Later at night, I drove towards my first home, where I was born. My mother had lived there ever since the day I was born, until she died two years ago, just before my daughter graduated. She died of loneliness after my father died of stroke a few years before. Thus, I felt guilty for visiting her only when I wanted money. As I hadn’t been there for a long time, I had to follow the street signs to make it there. It was not long before I saw the sign of my hometown – Changi Village, Exit 1 kilometer. I drove for some time.
It was only when I saw the sign for another town that I realised that I had missed my turn off. I turned the car around and drove towards my home in the same lane. I knew I was driving in the wrong direction but I did not care. It was late at night and not many people were driving on the road.
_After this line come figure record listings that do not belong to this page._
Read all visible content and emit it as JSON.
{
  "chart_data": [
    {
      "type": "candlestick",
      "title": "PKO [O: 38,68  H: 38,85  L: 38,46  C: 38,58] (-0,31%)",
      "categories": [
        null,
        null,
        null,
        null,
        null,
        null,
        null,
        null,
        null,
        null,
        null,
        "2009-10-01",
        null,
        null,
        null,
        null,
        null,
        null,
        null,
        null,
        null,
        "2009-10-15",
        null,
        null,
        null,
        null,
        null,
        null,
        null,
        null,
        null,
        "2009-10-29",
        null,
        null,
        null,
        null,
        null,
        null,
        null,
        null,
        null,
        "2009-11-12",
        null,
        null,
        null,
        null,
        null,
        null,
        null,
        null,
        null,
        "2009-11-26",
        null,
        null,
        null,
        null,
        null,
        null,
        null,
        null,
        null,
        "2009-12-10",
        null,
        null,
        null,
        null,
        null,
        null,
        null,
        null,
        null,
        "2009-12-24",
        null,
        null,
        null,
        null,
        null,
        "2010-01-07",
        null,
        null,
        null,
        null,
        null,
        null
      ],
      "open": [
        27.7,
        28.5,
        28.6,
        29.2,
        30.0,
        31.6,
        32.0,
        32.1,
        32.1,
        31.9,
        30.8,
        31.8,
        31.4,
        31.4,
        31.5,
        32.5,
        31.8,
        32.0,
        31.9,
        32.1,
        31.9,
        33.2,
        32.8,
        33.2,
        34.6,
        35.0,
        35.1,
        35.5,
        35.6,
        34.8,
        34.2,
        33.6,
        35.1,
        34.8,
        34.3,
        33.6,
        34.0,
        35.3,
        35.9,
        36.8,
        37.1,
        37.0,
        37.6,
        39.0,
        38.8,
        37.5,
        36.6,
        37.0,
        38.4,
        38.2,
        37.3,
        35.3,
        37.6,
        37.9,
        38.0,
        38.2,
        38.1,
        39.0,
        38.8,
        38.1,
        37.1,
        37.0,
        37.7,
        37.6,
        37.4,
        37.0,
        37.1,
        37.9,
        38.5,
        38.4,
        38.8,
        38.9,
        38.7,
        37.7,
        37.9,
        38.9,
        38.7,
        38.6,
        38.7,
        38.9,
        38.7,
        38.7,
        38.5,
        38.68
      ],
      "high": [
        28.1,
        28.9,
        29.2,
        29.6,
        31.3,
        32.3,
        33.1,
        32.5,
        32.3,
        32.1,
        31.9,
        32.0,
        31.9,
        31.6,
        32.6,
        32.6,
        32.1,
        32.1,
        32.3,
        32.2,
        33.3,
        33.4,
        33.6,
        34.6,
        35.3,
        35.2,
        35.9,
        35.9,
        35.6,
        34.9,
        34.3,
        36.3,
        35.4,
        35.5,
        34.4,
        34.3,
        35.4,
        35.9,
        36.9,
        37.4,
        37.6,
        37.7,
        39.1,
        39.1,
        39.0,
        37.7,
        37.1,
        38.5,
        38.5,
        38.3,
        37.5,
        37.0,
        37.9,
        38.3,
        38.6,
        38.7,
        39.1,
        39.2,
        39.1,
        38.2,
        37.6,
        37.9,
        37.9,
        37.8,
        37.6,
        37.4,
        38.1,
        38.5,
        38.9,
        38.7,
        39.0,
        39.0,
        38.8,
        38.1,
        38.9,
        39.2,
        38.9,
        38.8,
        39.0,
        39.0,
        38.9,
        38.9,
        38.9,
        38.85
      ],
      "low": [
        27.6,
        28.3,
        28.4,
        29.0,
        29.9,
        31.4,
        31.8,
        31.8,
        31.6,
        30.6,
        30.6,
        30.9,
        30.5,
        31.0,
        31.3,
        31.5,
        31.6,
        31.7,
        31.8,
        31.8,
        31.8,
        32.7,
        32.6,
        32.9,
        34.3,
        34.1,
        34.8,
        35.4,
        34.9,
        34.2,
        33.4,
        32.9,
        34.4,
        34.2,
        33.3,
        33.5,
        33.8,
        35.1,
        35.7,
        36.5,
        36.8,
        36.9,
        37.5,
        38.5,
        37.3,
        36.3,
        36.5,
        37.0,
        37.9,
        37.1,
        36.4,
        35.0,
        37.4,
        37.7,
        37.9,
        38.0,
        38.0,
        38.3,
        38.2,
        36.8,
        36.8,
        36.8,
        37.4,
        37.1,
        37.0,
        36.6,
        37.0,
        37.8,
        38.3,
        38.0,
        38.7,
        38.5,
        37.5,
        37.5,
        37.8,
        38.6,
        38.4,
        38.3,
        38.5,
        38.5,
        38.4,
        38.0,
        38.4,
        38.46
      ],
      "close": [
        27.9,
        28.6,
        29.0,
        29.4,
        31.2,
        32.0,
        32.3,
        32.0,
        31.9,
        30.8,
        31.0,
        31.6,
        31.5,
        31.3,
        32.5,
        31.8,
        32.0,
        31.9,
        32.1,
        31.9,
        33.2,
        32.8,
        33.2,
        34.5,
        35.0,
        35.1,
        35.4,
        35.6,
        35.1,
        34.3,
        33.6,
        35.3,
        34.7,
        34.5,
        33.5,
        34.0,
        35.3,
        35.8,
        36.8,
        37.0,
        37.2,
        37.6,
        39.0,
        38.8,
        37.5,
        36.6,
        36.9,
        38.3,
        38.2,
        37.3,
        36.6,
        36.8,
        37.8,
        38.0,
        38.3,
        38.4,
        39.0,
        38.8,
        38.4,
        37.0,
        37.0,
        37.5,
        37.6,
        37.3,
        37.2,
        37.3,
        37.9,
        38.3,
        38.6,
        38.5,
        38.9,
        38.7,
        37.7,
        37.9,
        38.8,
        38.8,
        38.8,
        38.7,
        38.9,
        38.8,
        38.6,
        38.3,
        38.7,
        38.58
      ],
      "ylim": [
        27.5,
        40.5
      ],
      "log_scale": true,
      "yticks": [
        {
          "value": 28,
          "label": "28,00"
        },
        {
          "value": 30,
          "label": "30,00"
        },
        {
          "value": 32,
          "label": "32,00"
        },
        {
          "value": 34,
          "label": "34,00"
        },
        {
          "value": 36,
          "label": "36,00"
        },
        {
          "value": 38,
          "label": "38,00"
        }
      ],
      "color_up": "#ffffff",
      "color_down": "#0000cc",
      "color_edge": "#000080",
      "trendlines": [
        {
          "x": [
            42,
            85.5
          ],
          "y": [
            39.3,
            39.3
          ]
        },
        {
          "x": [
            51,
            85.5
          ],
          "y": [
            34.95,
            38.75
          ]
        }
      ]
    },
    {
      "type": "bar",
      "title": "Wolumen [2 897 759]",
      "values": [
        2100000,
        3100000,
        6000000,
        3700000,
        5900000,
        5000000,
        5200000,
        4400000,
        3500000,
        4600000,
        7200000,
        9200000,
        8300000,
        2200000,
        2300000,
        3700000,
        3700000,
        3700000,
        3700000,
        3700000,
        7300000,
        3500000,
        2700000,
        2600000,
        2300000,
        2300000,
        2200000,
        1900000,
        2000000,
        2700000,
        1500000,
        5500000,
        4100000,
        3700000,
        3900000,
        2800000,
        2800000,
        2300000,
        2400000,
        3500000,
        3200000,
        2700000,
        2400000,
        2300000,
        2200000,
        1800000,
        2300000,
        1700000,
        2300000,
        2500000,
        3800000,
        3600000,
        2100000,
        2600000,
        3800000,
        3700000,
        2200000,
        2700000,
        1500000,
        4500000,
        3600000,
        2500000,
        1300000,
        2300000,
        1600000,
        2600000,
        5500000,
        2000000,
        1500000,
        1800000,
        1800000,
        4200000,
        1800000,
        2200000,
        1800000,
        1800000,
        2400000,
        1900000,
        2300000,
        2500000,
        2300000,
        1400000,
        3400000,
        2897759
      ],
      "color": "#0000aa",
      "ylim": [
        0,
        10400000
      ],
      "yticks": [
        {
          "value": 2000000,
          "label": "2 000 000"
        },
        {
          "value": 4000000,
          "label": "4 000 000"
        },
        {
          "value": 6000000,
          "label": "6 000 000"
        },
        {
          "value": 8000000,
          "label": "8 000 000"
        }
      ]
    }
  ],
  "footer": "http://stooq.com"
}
I drove over the speed limit as I wanted to reach there quickly. Suddenly, everything happened so fast. I saw two bright head lights coming towards me, then “Bang!”
I flew out of the window and rolled down a hill. I rolled down speedily and was only stopped when I hit a tree. I screamed in excruciating pain. My head hurt badly. When I touched my head, my hand was covered in blood. I looked around for someone but I only saw a house not far from where I was. Just then, I realised it was my old house! I crawled slowly towards the house as it got bigger and bigger. After what seemed like an hour, I finally reached it. I was relieved. I lay there until darkness finally enveloped me forever.